Une carte interactive générale reviendra sur 120 ans de prospections dans le monde arabe, tandis qu’une carte diachronique de la Jordanie illustrera la densification de ces prospections et le mouvement des villes vers des zones plus reculées (campagnes de terrain dans les steppes et les déserts), dans ce pays où l’accès à la recherche internationale est resté pratiquement ininterrompu depuis les années 1980.
Autrice
Fanny Rauwel
fanny.rauwel@etu.univ-amu.fr, Doctorante laboratoire Iremam
Ce projet s’inscrit dans le cadre de la thèse en épigraphie arabe de Fanny Rauwel, sous la direction de Frédéric Imbert (Aix-Marseille Université / IREMAM). Il s’appuie sur la base de données du Thesaurus d’Épigraphie Islamique, dont le contenu est accessible en ligne.
Depuis la mort en 1921 de l’orientaliste suisse Max van Berchem, considéré comme le fondateur de l’épigraphie arabe, des générations de chercheurs, épigraphistes, historiens et linguistes sont venus enrichir cette discipline, conduisant à un besoin régulier d’en dresser un bilan afin de mieux ancrer ses pratiques et d’en redéfinir les objectifs. Aujourd’hui, l’épigraphie constitue une spécialité à part entière, tout en continuant de participer, en tant que discipline annexe, à une réflexion plus large sur certains aspects relatifs à l’histoire, à la langue et à la culture du monde arabo-musulman.
Après l’établissement des principaux corpus urbains, et avec la sécurisation des déplacements sur les routes menant aux sites les plus isolés, en particulier dans les déserts et steppes du Proche-Orient et de la péninsule Arabique, la seconde moitié du XXe siècle a vu s’amorcer un mouvement progressif des activités épigraphiques des villes vers ces zones plus reculées, permettant de combler partiellement les interstices de la connaissance épigraphique. La production et la constitution de corpus de textes indispensables à l’élaboration du savoir épigraphique s’est poursuivie tant bien que mal, en louvoyant parfois au gré les événements locaux comme internationaux (guerres, soulèvements, révolutions, etc.) qui ont ébranlé la région durant ce siècle. Cette progression vers les périphéries, qui semble avoir commencé avec un relatif engouement pour l’épigraphie funéraire dans les années 1970-80, a néanmoins laissé certaines zones partiellement inexplorées.
Les deux premières décennies du XXIe siècle ont, quant à elles, été marquées par l’essor du numérique, tant comme outil pratique au service du chercheur que comme source de connaissance des inscriptions, à travers des publications sur internet, qu’il s’agisse d’études académiques ou de contenus simplement postés sur les blogs et les réseaux sociaux par des amateurs et mis à la disposition du grand public. À elle seule, l’équipe du Thesaurus d’Épigraphie Islamique a déjà mis en ligne, à destination de la communauté scientifique, plus de 55 000 inscriptions provenant d’Europe, d’Afrique ou d’Asie.
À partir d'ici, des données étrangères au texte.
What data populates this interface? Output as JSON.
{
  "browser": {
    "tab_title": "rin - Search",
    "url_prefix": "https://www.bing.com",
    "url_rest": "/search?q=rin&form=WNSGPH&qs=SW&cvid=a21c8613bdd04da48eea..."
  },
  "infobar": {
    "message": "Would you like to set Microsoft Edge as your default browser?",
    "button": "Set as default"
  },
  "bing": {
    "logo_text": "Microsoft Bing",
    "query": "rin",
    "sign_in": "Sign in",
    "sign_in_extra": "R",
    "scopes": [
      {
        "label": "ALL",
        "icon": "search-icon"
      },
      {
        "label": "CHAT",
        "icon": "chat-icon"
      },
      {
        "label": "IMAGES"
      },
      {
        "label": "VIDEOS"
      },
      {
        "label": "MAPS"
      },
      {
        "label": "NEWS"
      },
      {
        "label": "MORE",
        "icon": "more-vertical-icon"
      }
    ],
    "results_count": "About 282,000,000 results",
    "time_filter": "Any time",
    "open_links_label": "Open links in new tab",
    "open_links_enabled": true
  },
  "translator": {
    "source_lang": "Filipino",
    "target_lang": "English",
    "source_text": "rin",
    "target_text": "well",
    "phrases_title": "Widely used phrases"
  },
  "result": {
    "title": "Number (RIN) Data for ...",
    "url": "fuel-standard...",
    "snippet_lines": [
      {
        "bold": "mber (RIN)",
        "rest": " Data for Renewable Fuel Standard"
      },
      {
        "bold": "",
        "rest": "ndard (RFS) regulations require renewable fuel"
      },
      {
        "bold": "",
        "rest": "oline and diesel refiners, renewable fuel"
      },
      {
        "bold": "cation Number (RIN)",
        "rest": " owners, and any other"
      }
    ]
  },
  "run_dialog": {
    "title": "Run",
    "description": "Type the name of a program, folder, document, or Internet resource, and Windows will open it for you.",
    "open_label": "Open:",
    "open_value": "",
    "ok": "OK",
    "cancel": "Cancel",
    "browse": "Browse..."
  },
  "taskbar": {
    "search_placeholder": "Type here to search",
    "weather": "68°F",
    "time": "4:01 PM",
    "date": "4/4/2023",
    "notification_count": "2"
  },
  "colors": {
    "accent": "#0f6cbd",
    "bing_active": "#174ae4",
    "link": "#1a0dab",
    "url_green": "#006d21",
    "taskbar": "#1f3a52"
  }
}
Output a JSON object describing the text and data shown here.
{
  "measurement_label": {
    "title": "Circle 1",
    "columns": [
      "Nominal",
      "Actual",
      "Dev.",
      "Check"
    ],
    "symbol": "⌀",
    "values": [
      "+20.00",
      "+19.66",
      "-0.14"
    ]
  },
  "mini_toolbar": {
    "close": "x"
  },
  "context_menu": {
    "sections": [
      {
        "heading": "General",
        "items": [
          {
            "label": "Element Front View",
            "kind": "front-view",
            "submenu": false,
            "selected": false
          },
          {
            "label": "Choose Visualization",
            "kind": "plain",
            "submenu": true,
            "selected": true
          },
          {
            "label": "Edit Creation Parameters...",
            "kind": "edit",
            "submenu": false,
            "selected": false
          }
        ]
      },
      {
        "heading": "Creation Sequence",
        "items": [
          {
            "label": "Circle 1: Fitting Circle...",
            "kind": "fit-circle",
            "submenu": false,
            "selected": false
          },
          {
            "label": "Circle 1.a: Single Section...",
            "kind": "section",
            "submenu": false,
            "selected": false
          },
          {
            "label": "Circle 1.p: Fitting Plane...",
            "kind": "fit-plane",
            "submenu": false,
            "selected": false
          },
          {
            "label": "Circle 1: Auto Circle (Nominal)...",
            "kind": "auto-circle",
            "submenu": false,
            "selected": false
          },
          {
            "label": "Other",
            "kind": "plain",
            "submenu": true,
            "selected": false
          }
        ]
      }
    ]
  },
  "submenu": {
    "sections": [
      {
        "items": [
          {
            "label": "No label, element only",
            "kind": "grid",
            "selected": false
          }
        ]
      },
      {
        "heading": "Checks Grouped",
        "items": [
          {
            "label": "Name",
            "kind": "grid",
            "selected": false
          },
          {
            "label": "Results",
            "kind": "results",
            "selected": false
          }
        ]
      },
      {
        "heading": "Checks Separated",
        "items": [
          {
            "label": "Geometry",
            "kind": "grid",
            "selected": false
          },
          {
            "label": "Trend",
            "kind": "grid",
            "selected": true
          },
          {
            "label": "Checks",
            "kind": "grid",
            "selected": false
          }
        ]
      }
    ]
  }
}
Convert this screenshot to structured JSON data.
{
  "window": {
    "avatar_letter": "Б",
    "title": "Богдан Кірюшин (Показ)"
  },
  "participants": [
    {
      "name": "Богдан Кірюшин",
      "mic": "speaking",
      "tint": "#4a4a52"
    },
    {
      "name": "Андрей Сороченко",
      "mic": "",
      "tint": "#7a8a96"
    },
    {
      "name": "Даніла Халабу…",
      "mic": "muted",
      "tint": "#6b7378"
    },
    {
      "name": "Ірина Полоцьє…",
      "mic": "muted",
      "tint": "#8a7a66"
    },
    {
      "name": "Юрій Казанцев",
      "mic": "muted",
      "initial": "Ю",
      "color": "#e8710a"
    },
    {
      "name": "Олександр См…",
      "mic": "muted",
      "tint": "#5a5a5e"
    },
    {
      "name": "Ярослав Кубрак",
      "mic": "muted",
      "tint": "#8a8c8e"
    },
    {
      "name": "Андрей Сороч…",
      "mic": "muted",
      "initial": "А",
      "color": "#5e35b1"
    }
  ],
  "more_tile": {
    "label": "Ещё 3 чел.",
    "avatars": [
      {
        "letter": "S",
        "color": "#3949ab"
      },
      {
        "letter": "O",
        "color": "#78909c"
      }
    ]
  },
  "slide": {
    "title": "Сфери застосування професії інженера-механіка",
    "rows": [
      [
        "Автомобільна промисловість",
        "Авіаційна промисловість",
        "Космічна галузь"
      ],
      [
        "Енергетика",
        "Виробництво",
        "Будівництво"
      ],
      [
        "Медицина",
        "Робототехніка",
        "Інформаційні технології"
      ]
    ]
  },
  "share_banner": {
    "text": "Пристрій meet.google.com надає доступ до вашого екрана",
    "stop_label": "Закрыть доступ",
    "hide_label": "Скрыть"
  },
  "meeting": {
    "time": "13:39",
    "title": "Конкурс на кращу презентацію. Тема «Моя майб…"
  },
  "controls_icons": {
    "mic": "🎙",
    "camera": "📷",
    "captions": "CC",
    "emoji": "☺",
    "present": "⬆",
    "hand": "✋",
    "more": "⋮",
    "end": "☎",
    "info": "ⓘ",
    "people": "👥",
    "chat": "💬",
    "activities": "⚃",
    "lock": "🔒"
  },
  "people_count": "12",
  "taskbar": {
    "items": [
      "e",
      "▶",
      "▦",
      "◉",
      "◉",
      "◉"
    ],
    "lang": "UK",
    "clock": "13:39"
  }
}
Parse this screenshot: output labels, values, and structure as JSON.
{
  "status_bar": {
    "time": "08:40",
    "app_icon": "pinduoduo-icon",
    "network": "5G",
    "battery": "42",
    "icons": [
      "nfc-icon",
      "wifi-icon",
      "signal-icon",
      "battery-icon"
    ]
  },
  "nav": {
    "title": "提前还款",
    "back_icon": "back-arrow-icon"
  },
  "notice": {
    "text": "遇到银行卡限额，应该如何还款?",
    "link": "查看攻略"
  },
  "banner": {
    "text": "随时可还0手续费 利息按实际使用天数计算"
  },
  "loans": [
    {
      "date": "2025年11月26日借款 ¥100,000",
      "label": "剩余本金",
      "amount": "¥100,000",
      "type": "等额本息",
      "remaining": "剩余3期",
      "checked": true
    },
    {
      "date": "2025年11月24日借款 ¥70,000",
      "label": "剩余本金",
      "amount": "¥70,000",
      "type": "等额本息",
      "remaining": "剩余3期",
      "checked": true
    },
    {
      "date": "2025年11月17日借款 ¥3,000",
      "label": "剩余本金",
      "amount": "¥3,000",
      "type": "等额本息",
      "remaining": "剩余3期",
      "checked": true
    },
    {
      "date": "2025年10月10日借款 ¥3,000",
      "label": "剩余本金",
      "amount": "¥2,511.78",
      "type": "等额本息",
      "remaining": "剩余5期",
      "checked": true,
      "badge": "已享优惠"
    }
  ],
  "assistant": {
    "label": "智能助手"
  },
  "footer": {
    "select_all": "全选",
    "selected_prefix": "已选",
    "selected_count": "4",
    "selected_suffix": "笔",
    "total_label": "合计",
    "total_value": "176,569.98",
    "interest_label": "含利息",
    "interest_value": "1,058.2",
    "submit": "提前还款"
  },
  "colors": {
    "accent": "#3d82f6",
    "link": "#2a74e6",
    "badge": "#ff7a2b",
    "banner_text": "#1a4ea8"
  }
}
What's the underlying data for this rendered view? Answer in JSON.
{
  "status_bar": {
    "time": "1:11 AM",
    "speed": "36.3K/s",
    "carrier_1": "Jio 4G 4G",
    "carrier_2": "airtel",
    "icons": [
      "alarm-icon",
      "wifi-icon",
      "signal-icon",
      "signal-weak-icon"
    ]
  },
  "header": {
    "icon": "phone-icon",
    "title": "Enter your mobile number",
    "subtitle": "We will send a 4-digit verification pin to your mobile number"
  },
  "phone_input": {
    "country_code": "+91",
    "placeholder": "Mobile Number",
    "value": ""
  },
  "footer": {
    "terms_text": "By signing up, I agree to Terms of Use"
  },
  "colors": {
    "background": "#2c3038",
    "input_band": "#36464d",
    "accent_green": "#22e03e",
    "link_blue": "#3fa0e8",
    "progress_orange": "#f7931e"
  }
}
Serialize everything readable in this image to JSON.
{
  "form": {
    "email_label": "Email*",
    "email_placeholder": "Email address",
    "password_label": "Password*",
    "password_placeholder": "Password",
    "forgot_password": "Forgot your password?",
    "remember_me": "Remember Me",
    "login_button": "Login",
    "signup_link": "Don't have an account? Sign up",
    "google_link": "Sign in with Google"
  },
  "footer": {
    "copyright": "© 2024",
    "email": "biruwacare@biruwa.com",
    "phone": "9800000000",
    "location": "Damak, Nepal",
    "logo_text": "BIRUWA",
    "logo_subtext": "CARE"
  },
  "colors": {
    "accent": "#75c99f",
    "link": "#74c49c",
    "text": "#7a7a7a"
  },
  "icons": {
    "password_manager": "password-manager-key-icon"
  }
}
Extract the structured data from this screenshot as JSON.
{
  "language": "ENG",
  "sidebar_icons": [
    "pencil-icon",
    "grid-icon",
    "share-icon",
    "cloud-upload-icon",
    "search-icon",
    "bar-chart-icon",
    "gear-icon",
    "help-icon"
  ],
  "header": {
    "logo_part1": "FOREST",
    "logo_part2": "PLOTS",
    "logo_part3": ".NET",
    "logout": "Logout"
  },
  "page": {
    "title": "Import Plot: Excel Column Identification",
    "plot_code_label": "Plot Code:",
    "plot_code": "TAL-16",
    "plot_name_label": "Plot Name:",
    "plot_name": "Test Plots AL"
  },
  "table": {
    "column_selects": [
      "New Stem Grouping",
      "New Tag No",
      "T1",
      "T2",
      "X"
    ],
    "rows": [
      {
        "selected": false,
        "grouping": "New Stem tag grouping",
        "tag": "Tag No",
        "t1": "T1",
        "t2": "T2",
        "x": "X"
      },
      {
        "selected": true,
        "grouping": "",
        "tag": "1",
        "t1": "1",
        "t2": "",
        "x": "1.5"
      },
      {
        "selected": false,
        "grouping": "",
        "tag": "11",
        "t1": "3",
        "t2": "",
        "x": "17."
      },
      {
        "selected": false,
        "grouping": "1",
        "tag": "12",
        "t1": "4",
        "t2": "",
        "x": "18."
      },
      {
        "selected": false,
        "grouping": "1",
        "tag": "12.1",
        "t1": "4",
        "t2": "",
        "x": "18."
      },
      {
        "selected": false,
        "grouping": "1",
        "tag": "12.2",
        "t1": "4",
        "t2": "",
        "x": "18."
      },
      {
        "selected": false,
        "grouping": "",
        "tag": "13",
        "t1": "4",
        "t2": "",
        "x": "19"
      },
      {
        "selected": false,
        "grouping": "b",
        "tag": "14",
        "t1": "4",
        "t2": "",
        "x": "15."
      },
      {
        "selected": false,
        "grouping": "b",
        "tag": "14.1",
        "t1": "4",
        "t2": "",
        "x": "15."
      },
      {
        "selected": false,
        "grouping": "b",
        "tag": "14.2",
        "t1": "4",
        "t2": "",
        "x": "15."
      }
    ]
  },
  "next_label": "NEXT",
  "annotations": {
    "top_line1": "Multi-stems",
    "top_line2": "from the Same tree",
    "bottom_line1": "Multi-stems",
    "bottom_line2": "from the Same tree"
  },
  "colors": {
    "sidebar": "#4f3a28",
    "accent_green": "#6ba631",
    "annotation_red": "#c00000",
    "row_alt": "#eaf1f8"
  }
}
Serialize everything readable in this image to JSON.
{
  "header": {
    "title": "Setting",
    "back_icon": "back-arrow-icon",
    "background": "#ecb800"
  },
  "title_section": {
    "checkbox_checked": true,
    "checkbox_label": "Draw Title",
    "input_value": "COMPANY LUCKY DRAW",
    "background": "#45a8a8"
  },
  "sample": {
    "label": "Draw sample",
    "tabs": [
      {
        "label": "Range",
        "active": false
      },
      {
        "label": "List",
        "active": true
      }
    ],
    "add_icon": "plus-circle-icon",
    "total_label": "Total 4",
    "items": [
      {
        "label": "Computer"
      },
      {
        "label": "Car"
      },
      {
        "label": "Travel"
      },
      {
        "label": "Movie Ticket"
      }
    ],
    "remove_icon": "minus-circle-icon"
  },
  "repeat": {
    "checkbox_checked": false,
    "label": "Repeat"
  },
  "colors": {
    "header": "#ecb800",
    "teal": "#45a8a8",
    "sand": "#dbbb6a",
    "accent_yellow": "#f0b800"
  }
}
À l’heure des « humanités numériques », un nouveau bilan épistémologique s’avère nécessaire, portant sur un siècle passé d’activité épigraphique arabe. Il s’agit de rendre compte avec les outils actuels de son expansion géographique, en lien avec les évènements qui ont marqué le monde arabe depuis le début du XXe siècle.
Une première carte interactive présentera, pour l’ensemble du monde arabe, un état des lieux où des inscriptions arabes ont été relevées, avec deux jalons temporels. Le premier, en 1923, correspond aux premières indépendances (Égypte et Transjordanie) et suit de deux ans le décès de Max Van Berchem en 1921. Il permet de faire le point sur les débuts de la discipline, en lien avec l’histoire coloniale, notamment française et britannique. Le second, exactement cent ans plus tard en 2023, année de récupération des données du Thesaurus, donne à voir son expansion actuelle, et le chemin parcouru en un siècle.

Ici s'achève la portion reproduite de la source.